Increased sunlight would increase daytime temperatures more than nighttime temperatures (duh!). But nighttime temperatures have risen more, which is consistent with an atmosphere of increased IR opacity holding in surface warmth better. Think of the way a cloudy night is warmer than a clear night.


Increased sunlight would increase summer temperatures more than winter temperatures (duh again!). But winter temperatures have risen more. Again, more greenhouse gases hold in the heat better when sunlight is decreased.

So in short, folks, not only is it not the sun, but it can't be.

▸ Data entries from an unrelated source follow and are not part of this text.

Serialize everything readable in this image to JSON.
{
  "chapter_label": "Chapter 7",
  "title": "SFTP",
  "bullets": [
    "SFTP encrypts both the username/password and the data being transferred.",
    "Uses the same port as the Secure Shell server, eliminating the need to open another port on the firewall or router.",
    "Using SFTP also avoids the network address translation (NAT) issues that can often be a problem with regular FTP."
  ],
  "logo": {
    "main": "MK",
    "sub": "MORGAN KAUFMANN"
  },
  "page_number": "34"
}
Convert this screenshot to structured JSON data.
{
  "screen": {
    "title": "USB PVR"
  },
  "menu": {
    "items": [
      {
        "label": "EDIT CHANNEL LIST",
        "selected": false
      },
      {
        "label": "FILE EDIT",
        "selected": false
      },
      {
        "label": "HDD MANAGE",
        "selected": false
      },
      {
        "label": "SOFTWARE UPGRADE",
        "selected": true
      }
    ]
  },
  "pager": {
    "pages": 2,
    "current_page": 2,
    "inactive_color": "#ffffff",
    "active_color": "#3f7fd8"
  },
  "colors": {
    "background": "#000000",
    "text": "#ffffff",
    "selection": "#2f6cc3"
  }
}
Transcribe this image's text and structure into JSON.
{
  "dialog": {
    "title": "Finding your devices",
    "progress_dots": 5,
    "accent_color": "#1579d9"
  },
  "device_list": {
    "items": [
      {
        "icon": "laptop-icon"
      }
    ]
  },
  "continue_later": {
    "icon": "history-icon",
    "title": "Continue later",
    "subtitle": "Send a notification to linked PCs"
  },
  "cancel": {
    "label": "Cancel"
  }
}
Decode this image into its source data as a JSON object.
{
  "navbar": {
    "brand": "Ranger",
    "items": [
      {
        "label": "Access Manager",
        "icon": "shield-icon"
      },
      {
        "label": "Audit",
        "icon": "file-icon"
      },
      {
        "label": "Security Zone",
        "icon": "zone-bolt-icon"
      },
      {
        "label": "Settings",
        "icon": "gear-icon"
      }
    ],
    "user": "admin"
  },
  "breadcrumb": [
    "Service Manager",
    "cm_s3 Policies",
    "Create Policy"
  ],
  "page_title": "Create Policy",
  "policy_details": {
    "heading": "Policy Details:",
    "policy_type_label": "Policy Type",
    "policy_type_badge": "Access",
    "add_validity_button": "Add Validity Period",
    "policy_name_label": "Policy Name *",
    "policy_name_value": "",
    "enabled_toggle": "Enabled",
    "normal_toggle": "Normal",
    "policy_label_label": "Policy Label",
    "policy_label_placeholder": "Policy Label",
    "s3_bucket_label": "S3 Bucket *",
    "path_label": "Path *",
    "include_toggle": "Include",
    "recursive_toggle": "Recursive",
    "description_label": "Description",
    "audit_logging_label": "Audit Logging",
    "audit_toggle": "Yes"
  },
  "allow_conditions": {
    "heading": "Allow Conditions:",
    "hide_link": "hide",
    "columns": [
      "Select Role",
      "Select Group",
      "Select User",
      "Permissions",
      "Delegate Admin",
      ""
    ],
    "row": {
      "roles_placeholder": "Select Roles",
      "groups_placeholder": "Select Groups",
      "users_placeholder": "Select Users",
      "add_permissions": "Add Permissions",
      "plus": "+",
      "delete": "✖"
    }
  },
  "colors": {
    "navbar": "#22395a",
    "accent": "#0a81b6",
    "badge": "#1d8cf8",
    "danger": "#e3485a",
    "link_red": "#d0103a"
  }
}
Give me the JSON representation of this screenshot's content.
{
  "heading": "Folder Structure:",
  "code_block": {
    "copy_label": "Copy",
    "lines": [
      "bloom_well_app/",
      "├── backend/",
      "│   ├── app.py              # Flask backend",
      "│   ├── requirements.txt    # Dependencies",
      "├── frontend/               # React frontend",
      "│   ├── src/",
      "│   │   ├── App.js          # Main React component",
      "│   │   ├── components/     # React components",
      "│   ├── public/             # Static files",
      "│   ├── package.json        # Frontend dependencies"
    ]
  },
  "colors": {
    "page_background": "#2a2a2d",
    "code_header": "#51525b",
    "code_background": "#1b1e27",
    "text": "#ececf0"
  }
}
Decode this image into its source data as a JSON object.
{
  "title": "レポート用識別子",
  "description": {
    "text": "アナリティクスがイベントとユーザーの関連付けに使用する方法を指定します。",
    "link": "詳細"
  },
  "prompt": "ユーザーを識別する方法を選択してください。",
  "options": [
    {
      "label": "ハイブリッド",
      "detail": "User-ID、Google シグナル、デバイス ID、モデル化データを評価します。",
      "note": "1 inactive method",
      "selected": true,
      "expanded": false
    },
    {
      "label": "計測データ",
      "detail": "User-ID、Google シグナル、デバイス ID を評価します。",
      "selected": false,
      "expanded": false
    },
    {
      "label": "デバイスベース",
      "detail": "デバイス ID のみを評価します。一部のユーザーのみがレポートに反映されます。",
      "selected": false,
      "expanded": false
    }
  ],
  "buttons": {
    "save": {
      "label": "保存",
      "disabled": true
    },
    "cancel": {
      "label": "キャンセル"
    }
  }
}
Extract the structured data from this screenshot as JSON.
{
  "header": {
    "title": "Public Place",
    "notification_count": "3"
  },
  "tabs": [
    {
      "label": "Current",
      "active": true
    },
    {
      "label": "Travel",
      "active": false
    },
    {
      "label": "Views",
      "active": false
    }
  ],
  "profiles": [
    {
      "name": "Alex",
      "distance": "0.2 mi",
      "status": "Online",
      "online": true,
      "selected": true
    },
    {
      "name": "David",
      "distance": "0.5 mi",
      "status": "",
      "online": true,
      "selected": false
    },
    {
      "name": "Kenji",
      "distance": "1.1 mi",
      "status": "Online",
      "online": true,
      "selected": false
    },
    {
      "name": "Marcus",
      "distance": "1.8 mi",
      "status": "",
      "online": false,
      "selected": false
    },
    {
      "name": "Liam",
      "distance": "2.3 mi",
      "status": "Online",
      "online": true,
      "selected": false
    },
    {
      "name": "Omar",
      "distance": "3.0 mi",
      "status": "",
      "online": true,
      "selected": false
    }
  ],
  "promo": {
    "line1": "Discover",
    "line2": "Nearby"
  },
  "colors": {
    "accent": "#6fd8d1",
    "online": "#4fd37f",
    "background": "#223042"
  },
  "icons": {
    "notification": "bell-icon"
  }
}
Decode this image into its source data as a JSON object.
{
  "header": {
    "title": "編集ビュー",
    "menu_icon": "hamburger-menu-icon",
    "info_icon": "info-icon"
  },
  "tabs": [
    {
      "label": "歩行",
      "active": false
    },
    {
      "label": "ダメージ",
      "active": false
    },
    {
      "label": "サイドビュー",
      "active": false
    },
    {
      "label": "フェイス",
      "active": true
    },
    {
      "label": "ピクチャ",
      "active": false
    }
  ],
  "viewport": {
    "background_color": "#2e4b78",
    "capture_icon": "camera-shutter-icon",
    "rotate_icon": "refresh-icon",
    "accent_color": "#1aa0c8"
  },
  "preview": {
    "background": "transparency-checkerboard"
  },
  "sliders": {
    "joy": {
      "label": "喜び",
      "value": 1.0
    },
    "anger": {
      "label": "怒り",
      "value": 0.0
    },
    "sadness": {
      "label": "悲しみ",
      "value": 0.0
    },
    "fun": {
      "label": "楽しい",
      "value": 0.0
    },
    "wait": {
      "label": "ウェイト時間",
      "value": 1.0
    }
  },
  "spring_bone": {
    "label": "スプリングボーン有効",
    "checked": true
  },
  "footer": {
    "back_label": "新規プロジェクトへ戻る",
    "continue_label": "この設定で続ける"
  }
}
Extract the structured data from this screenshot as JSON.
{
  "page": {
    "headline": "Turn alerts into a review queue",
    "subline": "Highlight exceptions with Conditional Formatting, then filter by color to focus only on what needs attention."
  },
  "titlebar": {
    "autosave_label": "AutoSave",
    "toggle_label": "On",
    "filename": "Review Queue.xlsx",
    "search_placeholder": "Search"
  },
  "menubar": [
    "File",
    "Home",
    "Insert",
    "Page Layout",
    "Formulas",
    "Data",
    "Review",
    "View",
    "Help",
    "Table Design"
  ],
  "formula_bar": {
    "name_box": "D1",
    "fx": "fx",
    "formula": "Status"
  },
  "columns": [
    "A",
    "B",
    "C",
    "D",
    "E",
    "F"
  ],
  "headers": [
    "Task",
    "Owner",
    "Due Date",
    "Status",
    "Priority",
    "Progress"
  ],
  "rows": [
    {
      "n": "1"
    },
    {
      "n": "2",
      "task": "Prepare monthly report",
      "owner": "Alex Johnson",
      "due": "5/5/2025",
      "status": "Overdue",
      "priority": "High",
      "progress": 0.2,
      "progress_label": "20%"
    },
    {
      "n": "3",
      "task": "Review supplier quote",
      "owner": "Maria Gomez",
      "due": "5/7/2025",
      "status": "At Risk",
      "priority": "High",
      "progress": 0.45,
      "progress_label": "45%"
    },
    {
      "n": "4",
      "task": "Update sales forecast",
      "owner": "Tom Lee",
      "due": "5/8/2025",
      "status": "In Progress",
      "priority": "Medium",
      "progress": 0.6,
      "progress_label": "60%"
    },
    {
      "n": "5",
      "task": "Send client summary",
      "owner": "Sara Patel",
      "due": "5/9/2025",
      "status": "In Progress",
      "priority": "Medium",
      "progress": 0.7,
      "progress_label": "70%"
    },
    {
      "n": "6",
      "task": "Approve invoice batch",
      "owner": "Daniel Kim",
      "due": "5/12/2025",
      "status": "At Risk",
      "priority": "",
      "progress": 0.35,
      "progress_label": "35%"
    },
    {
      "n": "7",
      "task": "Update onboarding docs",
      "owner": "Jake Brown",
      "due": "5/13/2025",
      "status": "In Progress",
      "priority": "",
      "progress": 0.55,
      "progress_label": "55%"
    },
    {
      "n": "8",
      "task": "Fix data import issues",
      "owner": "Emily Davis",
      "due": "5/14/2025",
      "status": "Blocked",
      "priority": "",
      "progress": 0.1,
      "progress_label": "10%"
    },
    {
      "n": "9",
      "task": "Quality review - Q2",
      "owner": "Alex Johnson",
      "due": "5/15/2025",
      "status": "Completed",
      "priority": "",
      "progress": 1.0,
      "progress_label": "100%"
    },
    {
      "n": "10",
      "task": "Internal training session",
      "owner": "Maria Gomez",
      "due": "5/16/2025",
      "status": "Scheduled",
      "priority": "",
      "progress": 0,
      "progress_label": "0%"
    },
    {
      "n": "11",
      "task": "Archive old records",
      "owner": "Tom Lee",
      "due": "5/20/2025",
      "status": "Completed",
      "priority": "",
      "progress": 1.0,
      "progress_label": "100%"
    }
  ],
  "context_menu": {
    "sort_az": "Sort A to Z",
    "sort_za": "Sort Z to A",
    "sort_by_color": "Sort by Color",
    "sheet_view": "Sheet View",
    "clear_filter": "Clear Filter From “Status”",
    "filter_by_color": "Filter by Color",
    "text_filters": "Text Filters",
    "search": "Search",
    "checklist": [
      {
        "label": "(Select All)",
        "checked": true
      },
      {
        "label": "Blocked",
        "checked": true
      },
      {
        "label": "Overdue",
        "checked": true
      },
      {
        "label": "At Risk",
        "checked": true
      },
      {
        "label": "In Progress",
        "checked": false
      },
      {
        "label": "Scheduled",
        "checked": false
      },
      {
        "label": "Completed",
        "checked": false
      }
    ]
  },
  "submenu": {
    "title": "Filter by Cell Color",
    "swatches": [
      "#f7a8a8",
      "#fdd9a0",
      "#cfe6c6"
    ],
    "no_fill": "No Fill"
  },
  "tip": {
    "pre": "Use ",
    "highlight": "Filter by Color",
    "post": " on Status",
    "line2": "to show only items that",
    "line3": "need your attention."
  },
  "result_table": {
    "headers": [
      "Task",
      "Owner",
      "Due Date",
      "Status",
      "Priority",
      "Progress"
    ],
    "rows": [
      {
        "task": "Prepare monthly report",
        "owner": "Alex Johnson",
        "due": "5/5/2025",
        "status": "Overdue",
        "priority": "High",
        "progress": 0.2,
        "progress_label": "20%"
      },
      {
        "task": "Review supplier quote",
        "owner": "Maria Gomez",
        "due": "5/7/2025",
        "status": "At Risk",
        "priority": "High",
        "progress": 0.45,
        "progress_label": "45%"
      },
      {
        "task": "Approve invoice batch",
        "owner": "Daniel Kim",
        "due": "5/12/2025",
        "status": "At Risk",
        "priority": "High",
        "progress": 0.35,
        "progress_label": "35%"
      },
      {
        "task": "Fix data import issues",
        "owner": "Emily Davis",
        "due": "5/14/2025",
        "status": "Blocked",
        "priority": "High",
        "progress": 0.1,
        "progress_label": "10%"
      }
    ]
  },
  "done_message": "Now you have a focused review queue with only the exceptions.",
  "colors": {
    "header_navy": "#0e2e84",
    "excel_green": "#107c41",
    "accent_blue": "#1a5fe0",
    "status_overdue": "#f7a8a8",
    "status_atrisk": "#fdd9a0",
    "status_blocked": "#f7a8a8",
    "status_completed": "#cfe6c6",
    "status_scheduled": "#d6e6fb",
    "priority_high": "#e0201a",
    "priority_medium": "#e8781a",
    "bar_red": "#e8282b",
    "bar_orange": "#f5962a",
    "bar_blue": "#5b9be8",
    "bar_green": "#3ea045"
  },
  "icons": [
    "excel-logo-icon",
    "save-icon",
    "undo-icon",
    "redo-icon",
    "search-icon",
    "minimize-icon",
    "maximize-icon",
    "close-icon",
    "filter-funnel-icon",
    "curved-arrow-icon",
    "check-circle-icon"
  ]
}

Let's examine the problem one last way: A statistical analysis. Let's take the NASA GISS temperature anomalies for 1880 to 2007 and regress them on ln CO2 (the natural log of the carbon dioxide level, since radiative forcing from CO2 is proportionate to the log of the concentration) and TSI. We'll use Svalgaard's TSI, but anyone is welcome to use Lean's figures for 1880-2000 instead (see above for the link). The loss of seven points (2001-2007) doesn't much affect the outcome, and you get about the same results. Figures for temperature anomaly and CO2 can be found here:

Temperature and CO2

The regression line is:

Anom = -5749 + 324.2 ln CO2 + 2.842 TSI

With N = 128 observations and R2 = 76.5% of the variance accounted for. The t-statistics on the coefficients are -1.06 for the intercept (p < 0.289), 19.8 for carbon dioxide (p < 1.93 x 10-40), and 0.717 for TSI (p < 0.474). In other words, the carbon dioxide term is highly statistically significant, and the TSI term is not significant at all--no better than random chance. If the regression is run on ln CO2 alone, R2 is still 76.4%, and since adding any extra variable always increases R2 a little, the TSI term is effectively making no difference at all. Running the analysis with other measures of solar activity, such as sunspot number, years since solar minimum, or years since solar maximum, makes no difference to the results.

It's not the sun. It's carbon dioxide. And if we don't do something to control our output of that greenhouse gas, we're going to be in serious trouble.